In Nelson Rocks!, the first and best of the show’s three mini-musicals, Iconis’ peppy pop score is perfectly suited to his cute, comic story about high school nerd Nelson (Nick Blaemire) who wants to ask Jenny, the Homecoming Queen (Lauren Marcus), to the prom but has trouble working up the nerve, especially once he knows that Ike (A.J. Shively), the jock who bullies him on a daily basis, is looking to ask her too.
As narrated by Nelson, we see the chain of key events in the school day leading up to him asking Jenny out. Then, amusingly, we watch them again but this time with differences that change the outcome: it plays like a charming miniature variation on the film Groundhog Day with teenaged characters and teenaged emotions. The restless energy of the songs is exactly right for the common high-school conflicts in the story, and the cast’s three main performers deliver them with unforced charm. Blaemire is especially terrific, bringing musical comedy polish and a good deal of expressive physicality to his endearing performance.

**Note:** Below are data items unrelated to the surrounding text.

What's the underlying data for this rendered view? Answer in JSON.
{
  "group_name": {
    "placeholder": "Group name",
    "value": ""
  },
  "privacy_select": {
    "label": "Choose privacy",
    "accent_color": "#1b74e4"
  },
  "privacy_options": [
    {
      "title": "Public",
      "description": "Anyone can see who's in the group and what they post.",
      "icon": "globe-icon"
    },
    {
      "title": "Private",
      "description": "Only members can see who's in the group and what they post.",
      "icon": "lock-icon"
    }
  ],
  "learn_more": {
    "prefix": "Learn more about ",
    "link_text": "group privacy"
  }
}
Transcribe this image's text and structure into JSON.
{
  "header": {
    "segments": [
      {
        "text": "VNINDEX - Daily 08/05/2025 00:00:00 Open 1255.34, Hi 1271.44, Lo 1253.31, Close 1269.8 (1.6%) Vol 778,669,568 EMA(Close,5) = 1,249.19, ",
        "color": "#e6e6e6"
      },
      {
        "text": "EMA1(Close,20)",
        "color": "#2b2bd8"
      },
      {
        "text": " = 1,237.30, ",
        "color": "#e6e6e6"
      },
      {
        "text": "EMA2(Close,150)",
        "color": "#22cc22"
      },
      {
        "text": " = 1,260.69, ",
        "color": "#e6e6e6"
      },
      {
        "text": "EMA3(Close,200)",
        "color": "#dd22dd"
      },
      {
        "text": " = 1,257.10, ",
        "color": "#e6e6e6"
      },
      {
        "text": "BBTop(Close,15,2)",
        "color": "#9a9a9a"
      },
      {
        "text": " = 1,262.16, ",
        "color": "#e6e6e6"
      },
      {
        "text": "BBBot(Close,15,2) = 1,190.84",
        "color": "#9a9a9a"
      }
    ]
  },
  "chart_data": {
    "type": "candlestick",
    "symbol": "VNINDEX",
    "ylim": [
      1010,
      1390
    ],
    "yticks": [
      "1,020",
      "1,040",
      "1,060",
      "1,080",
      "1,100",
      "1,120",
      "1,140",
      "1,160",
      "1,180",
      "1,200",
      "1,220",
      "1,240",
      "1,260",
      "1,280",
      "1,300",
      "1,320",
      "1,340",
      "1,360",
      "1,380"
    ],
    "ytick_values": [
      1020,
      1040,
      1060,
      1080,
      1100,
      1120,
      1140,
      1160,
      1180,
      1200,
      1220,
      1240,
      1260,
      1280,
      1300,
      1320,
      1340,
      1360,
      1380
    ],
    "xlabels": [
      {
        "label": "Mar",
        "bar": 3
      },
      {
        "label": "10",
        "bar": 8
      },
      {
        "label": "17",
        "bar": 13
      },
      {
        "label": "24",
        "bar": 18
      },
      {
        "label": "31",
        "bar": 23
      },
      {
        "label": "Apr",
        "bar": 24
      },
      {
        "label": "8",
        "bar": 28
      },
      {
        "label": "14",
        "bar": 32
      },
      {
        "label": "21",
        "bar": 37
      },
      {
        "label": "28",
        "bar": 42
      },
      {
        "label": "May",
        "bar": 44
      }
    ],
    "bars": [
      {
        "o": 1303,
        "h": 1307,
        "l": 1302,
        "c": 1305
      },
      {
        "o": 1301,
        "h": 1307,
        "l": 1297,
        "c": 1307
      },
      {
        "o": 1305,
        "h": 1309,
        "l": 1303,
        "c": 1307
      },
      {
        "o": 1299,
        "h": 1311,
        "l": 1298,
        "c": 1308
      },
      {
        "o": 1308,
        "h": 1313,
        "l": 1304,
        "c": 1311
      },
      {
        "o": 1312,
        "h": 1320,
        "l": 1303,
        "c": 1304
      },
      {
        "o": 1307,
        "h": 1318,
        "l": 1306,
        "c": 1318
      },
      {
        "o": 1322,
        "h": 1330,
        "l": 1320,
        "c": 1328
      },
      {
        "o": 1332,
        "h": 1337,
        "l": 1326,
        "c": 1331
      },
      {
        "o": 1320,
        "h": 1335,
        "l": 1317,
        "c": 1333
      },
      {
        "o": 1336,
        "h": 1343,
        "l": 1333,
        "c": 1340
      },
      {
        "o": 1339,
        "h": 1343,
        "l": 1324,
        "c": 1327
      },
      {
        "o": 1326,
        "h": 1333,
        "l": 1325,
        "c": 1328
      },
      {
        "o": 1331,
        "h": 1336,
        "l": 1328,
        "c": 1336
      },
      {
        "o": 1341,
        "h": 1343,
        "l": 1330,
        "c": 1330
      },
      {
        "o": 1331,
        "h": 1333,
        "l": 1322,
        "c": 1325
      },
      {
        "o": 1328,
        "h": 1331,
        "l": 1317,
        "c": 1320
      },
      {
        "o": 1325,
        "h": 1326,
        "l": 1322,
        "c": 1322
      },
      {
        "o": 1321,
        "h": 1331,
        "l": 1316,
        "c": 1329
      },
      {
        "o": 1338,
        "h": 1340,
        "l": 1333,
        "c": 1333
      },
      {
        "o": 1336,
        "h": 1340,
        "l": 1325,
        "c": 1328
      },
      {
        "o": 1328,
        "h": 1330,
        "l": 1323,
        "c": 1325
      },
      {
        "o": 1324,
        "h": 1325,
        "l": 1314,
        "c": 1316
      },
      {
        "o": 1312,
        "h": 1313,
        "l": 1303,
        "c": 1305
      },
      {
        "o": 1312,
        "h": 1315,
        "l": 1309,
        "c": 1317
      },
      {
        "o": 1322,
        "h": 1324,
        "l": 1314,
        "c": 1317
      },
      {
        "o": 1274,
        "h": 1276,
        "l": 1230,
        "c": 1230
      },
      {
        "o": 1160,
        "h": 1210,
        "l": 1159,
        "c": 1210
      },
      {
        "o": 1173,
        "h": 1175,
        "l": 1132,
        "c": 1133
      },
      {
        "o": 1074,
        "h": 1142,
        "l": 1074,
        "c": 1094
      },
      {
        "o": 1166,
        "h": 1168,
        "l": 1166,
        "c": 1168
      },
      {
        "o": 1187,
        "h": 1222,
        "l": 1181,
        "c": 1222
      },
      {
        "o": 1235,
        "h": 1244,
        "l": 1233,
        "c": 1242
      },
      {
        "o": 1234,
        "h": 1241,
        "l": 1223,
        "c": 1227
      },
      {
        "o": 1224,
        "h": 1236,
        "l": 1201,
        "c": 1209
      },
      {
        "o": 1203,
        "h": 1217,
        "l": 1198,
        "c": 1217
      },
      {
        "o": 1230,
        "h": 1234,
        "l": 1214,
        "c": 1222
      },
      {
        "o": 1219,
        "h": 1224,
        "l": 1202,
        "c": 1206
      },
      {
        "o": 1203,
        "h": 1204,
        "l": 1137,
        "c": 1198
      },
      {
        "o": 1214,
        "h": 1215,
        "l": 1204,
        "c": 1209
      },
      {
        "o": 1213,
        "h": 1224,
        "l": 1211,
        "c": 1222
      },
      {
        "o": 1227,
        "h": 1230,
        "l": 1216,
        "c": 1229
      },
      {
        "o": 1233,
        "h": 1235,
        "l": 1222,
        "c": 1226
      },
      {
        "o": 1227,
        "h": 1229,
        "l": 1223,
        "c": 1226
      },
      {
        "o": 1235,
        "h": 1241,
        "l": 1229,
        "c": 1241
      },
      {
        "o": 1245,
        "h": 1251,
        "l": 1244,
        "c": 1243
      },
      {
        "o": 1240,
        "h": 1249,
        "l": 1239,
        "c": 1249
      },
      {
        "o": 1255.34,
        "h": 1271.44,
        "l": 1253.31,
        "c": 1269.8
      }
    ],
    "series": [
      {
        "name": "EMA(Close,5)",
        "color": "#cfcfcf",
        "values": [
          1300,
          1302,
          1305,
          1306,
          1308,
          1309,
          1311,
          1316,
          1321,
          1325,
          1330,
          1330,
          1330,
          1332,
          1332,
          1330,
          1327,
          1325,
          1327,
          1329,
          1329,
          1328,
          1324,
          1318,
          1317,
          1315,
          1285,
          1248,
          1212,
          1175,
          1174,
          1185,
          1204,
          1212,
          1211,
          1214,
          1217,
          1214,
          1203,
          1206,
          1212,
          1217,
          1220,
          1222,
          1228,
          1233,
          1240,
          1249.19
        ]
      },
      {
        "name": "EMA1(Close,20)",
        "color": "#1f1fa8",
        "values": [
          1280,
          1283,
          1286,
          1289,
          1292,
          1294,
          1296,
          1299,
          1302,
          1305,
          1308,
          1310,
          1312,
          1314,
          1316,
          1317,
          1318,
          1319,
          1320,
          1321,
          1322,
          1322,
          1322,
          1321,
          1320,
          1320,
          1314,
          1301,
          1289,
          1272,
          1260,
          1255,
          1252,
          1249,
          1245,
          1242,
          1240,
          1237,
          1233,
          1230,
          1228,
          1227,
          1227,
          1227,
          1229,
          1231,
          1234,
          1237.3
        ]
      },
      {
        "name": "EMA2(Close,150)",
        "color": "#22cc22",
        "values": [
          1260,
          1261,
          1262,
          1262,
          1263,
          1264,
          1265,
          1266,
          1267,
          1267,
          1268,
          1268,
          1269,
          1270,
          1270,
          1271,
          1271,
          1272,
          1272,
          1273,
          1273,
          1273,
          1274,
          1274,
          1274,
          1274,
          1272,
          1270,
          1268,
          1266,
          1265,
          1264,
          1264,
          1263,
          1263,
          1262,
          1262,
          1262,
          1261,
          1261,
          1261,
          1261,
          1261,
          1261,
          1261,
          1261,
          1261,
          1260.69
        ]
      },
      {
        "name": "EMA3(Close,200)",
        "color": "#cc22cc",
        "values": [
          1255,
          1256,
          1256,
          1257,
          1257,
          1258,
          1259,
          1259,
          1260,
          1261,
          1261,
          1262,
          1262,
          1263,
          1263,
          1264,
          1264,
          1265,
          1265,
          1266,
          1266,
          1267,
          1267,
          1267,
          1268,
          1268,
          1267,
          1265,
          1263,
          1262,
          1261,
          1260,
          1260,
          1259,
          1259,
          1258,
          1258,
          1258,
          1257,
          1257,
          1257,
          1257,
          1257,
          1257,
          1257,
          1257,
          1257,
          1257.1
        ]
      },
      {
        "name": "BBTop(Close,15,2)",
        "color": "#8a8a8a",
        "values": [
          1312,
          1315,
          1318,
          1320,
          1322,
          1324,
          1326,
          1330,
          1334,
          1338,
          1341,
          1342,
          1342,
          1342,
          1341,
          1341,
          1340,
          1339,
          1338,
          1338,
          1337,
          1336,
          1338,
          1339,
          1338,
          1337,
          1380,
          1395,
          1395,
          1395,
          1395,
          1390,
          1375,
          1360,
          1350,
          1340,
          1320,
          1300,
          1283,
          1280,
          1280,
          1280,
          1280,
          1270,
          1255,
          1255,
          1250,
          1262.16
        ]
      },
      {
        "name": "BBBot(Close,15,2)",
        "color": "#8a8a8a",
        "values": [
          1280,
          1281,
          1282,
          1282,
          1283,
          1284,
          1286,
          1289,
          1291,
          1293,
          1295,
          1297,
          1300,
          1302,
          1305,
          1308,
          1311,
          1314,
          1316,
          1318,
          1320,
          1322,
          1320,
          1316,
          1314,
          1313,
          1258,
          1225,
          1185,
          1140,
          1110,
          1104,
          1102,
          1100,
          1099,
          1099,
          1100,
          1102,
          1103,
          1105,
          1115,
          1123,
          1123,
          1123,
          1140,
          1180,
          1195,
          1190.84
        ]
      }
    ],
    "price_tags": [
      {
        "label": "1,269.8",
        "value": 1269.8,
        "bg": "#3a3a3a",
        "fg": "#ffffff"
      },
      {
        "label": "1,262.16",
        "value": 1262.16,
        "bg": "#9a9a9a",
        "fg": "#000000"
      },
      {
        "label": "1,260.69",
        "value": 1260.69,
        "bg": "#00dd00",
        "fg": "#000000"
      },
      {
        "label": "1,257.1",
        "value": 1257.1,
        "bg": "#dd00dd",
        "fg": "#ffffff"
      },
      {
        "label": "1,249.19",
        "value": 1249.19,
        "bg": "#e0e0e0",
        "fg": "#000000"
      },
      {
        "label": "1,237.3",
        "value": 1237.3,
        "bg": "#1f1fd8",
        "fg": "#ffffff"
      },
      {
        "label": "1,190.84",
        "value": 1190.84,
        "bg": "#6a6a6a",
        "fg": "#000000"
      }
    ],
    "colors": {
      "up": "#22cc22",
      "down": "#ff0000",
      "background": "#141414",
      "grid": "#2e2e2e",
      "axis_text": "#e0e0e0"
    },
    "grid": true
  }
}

The second entry, Miss Marzipan, features some of the show’s most zippy and hummable music, but it’s put in uneasy service of Iconis’ strained book and doesn’t comfortably fit the subject matter. The story offers an early twist when it’s revealed that getting dinner on the table is not the only source of anxiety for a seemingly benign homemaker (Lorinda Lisitza): she’s got the supermarket checkout boy (Shively) bound and gagged in the pantry. Soon the homemaker and her hostage are cooperating and opening up to each other, unconvincingly: the book aims beyond its reach while attempting to turn their extreme stand-off into a friendly alliance.
The tone is unsure and the two central performers struggle to put it over first as black comedy and then as sincere drama. Shively does well in underplaying it, but Lisitza is more at sea, overplaying the character’s desperate hysteria to the point where the character seems irredeemably insane. The role may be impossible to play: the book looks to score laughs from the character’s delusional madness and then asks us to find her vulnerable and unthreatening. Not likely after we’ve seen her wielding knives, denying her hostage basic bodily relief, and exhibiting behavior that defies common sense.
The show’s final — and more successful — mini-musical, The Process, is set in a Dunkin’ Donuts where a writer (James “Sweet Tooth” Williams) is racing a deadline while suffering from writers’ block. The conceit — hardly a fresh one — is that the nagging, deflating voices in the writer’s head materialize around him and threaten to keep him from his work. Additionally, there’s a clerk behind the counter (Badia Farha) to serve up some tough love to the writer: she’s less a believable character than a transparent device. It’s a breezy and enjoyable musical nonetheless, thanks in part to Williams’ aw-shucks likability and the hard-to-resist pep of Iconis’ songs.